Wieder Durchsuchungen
14.08.2019 Hier & Heute

Allgäuer Tierskandal: Razzia in weiteren Stallungen im Allgäu - dritter Großbetrieb im Fokus der Soko

Der Tierschutzskandal im Allgäu zieht immer größere Kreise: Nachdem die Staatsanwaltschaft Memmingen in der vergangenen Woche Ermittlungen gegen einen dritten Großbetrieb im Unterallgäu bestätigt hatte, liefen am Mittwochmorgen Hofdurchsuchungen in Bad Grönenbach und Dietmannsried.

Wie das Polizeipräsidiums Schwaben Süd/West vermeldet, wurden drei Stallungen und Wohnungen durchsucht. Laut einem Sprecher waren rund 60 Beamte der Polizei, drei Staatsanwälte, zwei Veterinäre des Landratsamtes Unterallgäu und eine Amtstierärztin des Bayerischen Landesamts für Gesundheit und Lebensmittelsicherheit im Einsatz.
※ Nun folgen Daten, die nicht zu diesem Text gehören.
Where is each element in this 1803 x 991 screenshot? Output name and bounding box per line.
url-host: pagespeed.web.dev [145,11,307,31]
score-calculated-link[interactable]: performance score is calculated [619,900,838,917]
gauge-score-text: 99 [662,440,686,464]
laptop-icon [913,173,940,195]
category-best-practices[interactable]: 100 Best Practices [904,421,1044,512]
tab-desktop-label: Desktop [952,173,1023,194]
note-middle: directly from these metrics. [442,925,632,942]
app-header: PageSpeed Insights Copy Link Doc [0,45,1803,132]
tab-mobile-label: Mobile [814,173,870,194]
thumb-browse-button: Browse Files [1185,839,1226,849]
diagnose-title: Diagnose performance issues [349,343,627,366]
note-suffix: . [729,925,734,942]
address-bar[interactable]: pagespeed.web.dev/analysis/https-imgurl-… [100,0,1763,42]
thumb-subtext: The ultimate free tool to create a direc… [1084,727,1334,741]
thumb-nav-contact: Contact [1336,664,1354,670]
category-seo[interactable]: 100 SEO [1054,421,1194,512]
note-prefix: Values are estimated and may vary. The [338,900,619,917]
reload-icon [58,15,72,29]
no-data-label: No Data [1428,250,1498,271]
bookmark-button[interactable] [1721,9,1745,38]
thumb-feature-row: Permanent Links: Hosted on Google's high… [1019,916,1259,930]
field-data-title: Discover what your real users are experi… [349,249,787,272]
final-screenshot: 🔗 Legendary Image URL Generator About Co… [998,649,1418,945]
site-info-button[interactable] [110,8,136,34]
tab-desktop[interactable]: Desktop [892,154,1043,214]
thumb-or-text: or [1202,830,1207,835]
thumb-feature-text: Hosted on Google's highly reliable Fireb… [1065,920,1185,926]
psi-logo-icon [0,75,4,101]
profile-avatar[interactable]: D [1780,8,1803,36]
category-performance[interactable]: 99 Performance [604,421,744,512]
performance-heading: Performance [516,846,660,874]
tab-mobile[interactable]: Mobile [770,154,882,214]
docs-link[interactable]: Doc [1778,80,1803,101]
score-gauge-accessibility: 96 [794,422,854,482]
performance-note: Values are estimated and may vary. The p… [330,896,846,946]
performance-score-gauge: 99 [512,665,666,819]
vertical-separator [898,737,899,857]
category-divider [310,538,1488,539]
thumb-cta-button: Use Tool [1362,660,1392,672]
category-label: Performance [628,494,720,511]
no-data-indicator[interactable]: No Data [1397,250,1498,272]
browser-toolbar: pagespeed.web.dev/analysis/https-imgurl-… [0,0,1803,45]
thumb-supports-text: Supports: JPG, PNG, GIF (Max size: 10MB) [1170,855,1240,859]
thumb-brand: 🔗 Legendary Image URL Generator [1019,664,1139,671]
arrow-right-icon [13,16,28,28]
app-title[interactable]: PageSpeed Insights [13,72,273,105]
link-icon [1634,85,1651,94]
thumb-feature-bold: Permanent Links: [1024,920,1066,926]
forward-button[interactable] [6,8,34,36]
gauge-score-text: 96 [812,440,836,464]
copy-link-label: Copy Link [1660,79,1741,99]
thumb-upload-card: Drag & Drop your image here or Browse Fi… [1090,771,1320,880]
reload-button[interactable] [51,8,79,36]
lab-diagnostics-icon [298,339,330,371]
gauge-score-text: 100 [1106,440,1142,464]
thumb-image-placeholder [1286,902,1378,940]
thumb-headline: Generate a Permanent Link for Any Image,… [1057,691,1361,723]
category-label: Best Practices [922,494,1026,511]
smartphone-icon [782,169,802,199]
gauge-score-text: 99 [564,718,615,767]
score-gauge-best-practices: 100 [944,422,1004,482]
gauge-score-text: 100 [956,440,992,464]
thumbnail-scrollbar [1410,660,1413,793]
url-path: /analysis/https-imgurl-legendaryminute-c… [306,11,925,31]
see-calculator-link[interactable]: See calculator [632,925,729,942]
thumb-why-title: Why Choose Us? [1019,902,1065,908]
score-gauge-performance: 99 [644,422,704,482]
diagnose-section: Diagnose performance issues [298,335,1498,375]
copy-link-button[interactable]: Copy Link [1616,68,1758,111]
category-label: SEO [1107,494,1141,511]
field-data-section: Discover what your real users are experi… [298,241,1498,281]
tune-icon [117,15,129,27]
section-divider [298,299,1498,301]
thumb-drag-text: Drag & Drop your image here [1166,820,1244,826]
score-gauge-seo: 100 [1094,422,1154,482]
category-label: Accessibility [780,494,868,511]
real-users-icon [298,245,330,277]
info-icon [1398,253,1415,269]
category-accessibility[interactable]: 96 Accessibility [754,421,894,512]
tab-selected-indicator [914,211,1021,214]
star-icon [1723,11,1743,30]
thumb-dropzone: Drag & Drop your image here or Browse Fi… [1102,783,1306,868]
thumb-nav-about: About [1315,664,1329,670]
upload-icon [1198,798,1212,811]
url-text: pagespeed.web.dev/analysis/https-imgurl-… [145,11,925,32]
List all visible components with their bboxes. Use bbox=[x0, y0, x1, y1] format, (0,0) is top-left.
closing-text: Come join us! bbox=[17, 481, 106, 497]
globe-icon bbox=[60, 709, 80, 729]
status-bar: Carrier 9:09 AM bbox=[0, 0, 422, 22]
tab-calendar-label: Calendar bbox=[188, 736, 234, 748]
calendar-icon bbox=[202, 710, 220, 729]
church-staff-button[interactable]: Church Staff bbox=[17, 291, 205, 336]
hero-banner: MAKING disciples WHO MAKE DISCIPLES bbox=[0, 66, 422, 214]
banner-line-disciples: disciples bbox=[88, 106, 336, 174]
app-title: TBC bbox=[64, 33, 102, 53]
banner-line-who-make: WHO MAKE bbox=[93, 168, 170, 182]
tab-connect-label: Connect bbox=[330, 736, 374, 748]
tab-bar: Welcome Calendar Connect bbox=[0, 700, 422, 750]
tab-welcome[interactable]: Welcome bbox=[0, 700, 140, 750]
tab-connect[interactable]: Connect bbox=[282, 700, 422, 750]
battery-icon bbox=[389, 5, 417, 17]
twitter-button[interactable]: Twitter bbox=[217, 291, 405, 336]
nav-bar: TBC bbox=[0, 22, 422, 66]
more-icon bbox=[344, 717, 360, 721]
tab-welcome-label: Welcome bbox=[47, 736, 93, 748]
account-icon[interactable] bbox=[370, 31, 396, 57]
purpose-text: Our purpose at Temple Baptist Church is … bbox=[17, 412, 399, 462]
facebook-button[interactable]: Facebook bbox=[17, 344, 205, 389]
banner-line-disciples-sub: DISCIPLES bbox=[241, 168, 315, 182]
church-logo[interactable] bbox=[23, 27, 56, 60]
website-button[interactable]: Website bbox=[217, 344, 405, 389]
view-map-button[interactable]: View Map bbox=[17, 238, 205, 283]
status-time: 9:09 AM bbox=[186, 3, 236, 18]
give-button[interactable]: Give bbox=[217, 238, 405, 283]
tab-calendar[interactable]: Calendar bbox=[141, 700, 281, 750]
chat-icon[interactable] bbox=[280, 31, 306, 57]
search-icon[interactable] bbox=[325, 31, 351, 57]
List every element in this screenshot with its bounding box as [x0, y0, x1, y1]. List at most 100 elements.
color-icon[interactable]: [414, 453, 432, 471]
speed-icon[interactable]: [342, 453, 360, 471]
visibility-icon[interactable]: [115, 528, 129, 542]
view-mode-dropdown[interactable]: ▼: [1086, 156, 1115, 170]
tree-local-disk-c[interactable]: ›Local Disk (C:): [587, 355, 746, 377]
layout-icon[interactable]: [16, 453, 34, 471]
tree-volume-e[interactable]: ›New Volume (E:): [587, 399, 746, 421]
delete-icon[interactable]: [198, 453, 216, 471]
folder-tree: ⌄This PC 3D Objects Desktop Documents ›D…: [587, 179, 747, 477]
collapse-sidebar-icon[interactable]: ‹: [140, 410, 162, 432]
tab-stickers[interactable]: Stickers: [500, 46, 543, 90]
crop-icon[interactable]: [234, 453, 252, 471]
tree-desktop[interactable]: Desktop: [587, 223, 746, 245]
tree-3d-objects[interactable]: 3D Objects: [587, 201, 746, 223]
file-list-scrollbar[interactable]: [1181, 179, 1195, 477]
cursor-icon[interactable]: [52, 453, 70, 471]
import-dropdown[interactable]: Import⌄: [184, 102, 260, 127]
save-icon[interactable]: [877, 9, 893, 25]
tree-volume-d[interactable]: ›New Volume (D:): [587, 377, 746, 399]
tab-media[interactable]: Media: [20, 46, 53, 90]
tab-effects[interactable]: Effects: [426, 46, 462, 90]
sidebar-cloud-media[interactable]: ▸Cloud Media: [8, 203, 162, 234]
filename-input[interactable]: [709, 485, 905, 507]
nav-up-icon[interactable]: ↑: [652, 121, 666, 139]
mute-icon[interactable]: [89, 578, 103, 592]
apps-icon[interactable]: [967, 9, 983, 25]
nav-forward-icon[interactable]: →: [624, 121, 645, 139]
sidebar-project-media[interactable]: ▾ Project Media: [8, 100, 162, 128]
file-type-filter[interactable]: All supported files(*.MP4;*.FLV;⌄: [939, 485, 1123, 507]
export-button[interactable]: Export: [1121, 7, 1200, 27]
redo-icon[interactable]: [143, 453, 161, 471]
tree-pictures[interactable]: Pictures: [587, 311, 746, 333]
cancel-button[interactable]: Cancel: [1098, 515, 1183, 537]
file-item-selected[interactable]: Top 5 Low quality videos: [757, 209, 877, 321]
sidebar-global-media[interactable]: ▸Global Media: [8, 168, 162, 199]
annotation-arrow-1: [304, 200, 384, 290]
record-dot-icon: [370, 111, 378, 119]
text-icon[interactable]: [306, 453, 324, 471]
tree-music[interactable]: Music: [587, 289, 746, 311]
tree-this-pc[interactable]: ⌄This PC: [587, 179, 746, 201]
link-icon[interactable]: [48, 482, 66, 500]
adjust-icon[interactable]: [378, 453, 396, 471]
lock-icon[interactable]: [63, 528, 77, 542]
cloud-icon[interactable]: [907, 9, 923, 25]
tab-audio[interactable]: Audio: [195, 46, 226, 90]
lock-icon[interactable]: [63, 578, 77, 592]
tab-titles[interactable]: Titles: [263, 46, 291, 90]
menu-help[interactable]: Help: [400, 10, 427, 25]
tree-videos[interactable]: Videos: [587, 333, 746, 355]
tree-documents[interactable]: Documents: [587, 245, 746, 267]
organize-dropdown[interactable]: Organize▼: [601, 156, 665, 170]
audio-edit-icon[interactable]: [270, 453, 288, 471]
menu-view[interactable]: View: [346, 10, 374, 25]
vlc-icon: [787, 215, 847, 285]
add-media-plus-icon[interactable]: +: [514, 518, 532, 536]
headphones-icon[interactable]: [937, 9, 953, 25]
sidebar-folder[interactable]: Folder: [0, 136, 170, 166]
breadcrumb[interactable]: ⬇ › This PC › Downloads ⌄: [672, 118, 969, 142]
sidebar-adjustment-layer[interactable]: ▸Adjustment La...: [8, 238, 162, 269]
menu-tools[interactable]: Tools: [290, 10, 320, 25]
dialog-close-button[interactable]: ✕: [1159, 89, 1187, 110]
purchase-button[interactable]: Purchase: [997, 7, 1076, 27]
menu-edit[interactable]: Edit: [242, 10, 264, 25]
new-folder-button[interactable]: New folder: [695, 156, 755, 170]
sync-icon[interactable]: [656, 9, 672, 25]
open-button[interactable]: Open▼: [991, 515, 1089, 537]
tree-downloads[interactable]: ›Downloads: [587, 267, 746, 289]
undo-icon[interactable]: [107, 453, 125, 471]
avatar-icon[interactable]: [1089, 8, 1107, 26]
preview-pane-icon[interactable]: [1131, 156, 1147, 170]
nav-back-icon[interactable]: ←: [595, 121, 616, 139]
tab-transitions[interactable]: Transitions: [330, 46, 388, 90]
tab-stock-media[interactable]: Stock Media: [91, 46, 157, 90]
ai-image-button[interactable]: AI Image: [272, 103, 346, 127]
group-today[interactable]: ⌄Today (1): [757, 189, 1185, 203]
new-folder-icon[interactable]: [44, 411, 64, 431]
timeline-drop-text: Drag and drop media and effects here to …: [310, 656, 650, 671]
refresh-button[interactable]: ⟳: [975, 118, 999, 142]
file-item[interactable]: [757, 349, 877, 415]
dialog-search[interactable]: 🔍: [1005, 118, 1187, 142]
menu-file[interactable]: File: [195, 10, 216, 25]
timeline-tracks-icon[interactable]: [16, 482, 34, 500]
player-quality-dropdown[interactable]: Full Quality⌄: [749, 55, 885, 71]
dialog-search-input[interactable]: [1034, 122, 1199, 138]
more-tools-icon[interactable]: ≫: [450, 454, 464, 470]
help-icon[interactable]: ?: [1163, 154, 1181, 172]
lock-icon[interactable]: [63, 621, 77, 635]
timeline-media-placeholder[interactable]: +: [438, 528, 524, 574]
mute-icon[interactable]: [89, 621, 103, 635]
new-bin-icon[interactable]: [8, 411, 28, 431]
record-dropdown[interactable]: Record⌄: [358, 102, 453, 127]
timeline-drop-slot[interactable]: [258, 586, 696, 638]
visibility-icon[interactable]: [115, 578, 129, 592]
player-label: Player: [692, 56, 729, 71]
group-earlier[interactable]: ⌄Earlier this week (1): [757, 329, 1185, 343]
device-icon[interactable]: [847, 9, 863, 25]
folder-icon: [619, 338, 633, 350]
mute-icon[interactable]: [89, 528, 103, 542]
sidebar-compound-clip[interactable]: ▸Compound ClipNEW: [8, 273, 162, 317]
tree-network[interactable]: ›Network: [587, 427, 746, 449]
Es wurden Unterlagen und elektronische Dateien sichergestellt, die über die Organisation, Aufgabenverteilung und weitere betriebsinterne Verantwortlichkeiten Aufklärung geben sollen.

Bei Kontrollen am vergangenen Samstag hatten Amtstierärzte bei dem Rinderhalter aus dem Unterallgäu "Feststellungen getroffen, die mit dem Tierwohl nicht vereinbar sind und möglicherweise strafrechtliche Konsequenzen nach sich ziehen könnten", wie es in einer Mitteilung heißt. Das Memminger Amtsgericht ordnete daraufhin die Razzia wegen des Verdachts von Verstößen gegen Tierschutzvorschriften an. Es ist bereits der dritte Großbetrieb im Landkreis, der in den Fokus der Ermittler rückt.

Die Ermittlungen hat die Sonderkommission "Fundus" übernommen, die Ende Juli gegründet wurde, nachdem bei einem der größten Milchviehbetriebe Bayerns in Bad Grönenbach massive Verstöße gegen den Tierschutz aufgedeckt wurden. Der Verein „Soko Tierschutz“ hatte ein Video mit brutalen Aufnahmen veröffentlicht. Kühe werden darin von Mitarbeitern mit einer Eisenstange traktiert und an einem Traktor durch den Stall geschleift.

Der Fall hatte für großes Aufsehen in ganz Deutschland gesorgt. Wie es scheint, war dies aber nur die Spitze im Allgäuer Tierskandal, der immer weitere Kreise zieht.